Ocena:

Recenzje książki Karen Robertson o jej wnuku Lesie, który walczył z rakiem, są w przeważającej mierze pozytywne, chwaląc emocjonalną głębię, inspirującą narrację i wciągający styl pisania. Czytelnicy donoszą, że doświadczają szeregu emocji, w tym śmiechu i łez, gdy łączą się ze szczerą opowieścią autorki o odporności i miłości rodzinnej.
Zalety:⬤ Emocjonalnie angażujący tekst
⬤ inspiruje nadzieję i radość
⬤ wnikliwa i szczera relacja z podróży z rakiem
⬤ jasność i uczucie w opowiadaniu historii
⬤ oddaje kolejkę górską emocji
⬤ zachęca i dodaje otuchy czytelnikom.
Niektórzy czytelnicy mogą poczuć, że perspektywa jest stronnicza, szczególnie jeśli mają osobisty związek z tematem; możliwa intensywność emocjonalna może nie współgrać ze wszystkimi.
(na podstawie 6 opinii czytelników)
More for Les
Tak więc byłam tam, stojąc ramię w ramię z Markiem Wahlbergiem. Większość kobiet powiedziałaby: "Spełnienie marzeń", ale w moim przypadku była to wysłuchana modlitwa.
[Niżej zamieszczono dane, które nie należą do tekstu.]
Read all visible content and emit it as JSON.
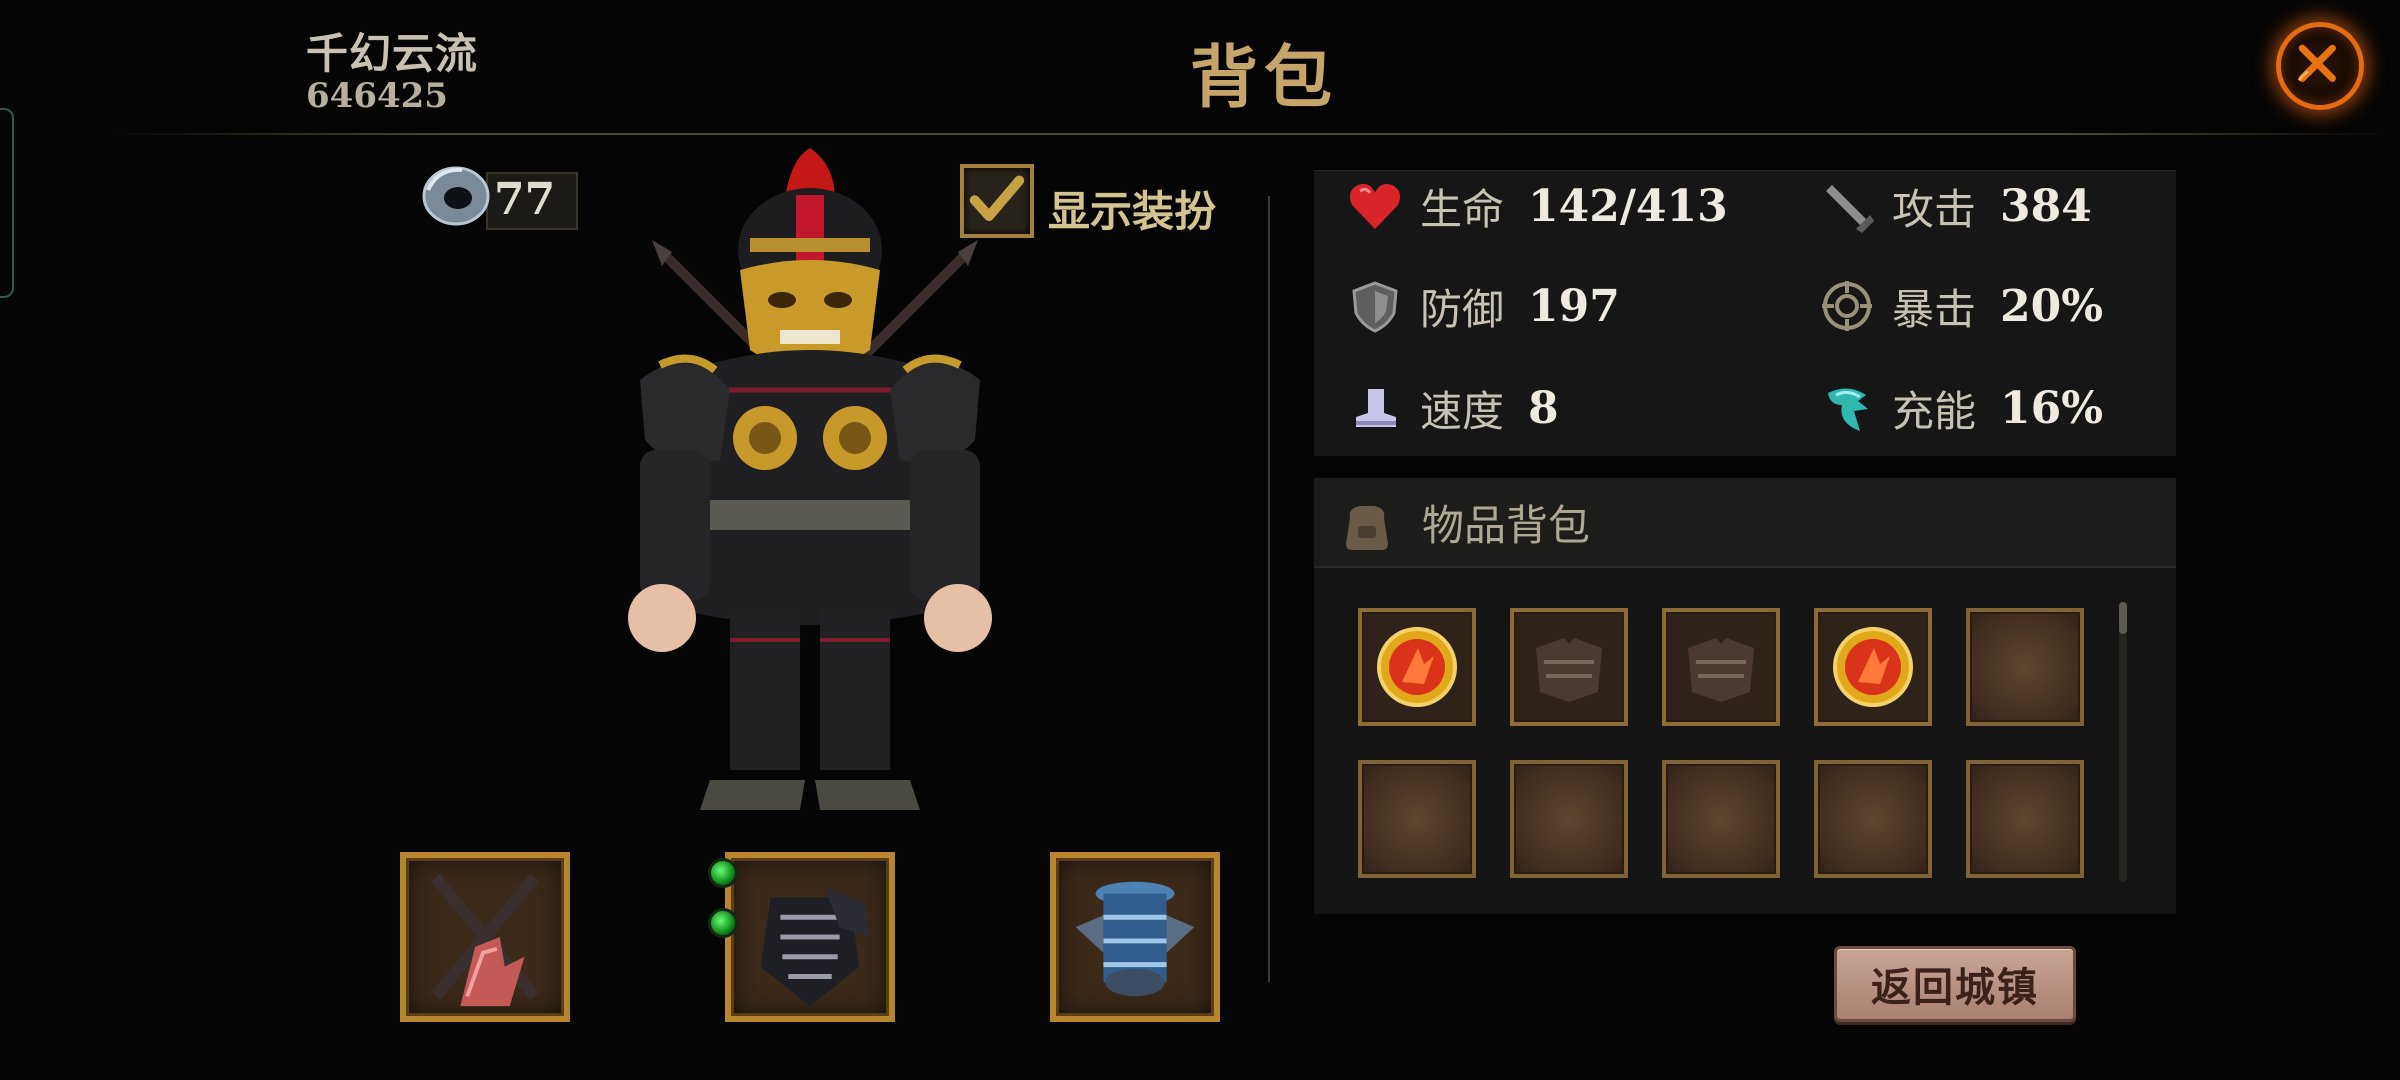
{
  "header": {
    "player_name": "千幻云流",
    "player_id": "646425",
    "title": "背包"
  },
  "currency": {
    "icon": "ring-icon",
    "value": "77"
  },
  "costume_toggle": {
    "label": "显示装扮",
    "checked": true
  },
  "stats": [
    {
      "key": "hp",
      "icon": "heart-icon",
      "label": "生命",
      "value": "142/413"
    },
    {
      "key": "attack",
      "icon": "sword-icon",
      "label": "攻击",
      "value": "384"
    },
    {
      "key": "defense",
      "icon": "shield-icon",
      "label": "防御",
      "value": "197"
    },
    {
      "key": "crit",
      "icon": "crit-icon",
      "label": "暴击",
      "value": "20%"
    },
    {
      "key": "speed",
      "icon": "boot-icon",
      "label": "速度",
      "value": "8"
    },
    {
      "key": "charge",
      "icon": "charge-icon",
      "label": "充能",
      "value": "16%"
    }
  ],
  "inventory": {
    "title": "物品背包",
    "slots": [
      {
        "item": "fire-coin"
      },
      {
        "item": "dark-armor"
      },
      {
        "item": "dark-armor"
      },
      {
        "item": "fire-coin"
      },
      {
        "item": "empty"
      },
      {
        "item": "empty"
      },
      {
        "item": "empty"
      },
      {
        "item": "empty"
      },
      {
        "item": "empty"
      },
      {
        "item": "empty"
      }
    ]
  },
  "equipment": [
    {
      "slot": "weapon",
      "icon": "crossed-blades-icon"
    },
    {
      "slot": "armor",
      "icon": "armor-icon",
      "gem_sockets": 2
    },
    {
      "slot": "accessory",
      "icon": "blue-armor-icon"
    }
  ],
  "return_button": {
    "label": "返回城镇"
  },
  "colors": {
    "gold": "#b7862c",
    "close_glow": "#e36b10",
    "title": "#c6a56b",
    "hp_heart": "#d9242a",
    "charge": "#2fb8b0"
  }
}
On jest uroczy, ale ja mam ponad siedemdziesiąt lat i miałam misję.
Jasne, marzyłam o byciu gwiazdą filmową, ale tego dnia mój tytuł brzmiał "niepłatny statysta" w filmie, na który nigdy nie poszłabym do kina... R-rated... ale miałem powód, by tam być i tylko Bóg mógł to zaaranżować. Był październik 2014 roku. Oto historia o tym, jak pojawiłem się w scenie ComiCon z Markiem Wahlbergiem w filmie Ted 2. Zacznę od początku.
W 2003 roku, tuż po swoich czwartych urodzinach, u mojego wnuka, Les Paula Fountaina, zdiagnozowano medullablastoma, inaczej znanego jako szybko rosnący dziecięcy rak mózgu. W wyniku guza, operacji, radioterapii i chemioterapii już nigdy nie będzie "typowym" dzieckiem. On jest wyjątkowy.
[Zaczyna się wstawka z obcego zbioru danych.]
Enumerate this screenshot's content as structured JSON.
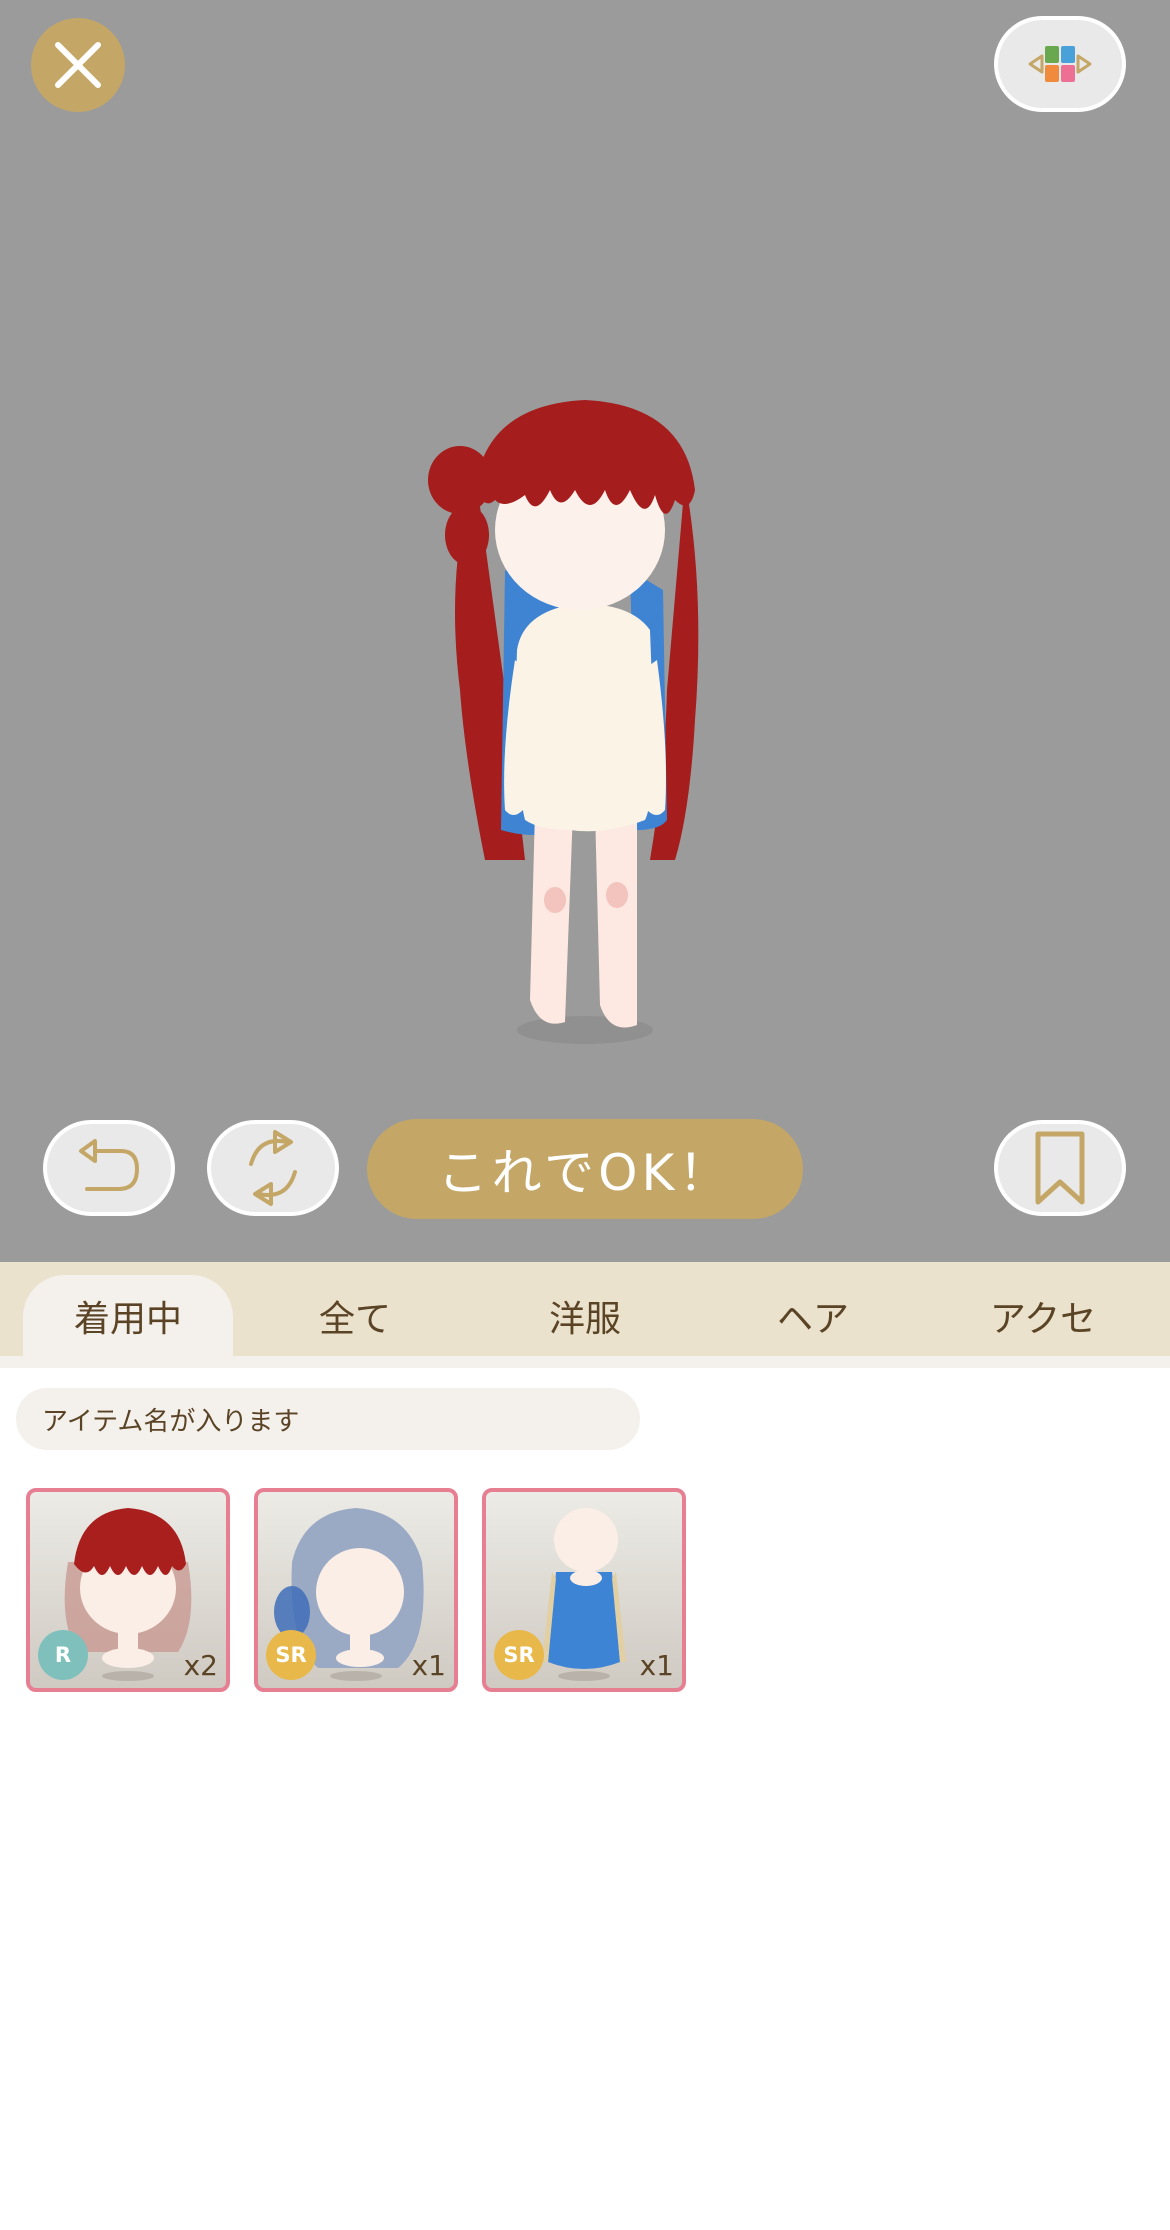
{
  "topbar": {
    "close_icon": "close-icon",
    "grid_icon": "color-grid-icon"
  },
  "controls": {
    "undo_icon": "undo-icon",
    "reset_icon": "refresh-icon",
    "ok_label": "これでOK！",
    "bookmark_icon": "bookmark-icon"
  },
  "tabs": [
    {
      "label": "着用中",
      "active": true
    },
    {
      "label": "全て",
      "active": false
    },
    {
      "label": "洋服",
      "active": false
    },
    {
      "label": "ヘア",
      "active": false
    },
    {
      "label": "アクセ",
      "active": false
    }
  ],
  "search": {
    "placeholder": "アイテム名が入ります"
  },
  "items": [
    {
      "rarity": "R",
      "rarity_color": "#7fc0bd",
      "count": "x2",
      "hair_color": "#a91f1e"
    },
    {
      "rarity": "SR",
      "rarity_color": "#e8b84b",
      "count": "x1",
      "hair_color": "#9aa9c4"
    },
    {
      "rarity": "SR",
      "rarity_color": "#e8b84b",
      "count": "x1",
      "hair_color": "#3e84d4"
    }
  ],
  "colors": {
    "accent": "#c4a767",
    "tab_bar": "#ebe2cd",
    "text": "#5b4426",
    "item_border": "#e77f93",
    "stage": "#9b9b9b"
  }
}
To jest moja historia o Lesie i o mnie. Wiem, że nie jestem przeciętnym dziadkiem. Kiedy Les został zdiagnozowany, byłem na emeryturze. Byłem nauczycielem, administratorem, trenerem sukcesu, klaunem, sprzedawcą nieruchomości, niezależnym pisarzem, przewodnikiem wycieczek i mówcą motywacyjnym. Chciałem wykorzystać wszystkie te umiejętności, aby pomóc Lesowi... mieszkałem blisko i miałem czas.
Moją motywacją do opowiedzenia tej historii jest zachęcenie innych, których życie przeplata się z wyjątkową osobą, która potrzebuje pomocy. Możesz być nauczycielem, lekarzem, rodzicem, krewnym lub przyjacielem; to jest dla ciebie.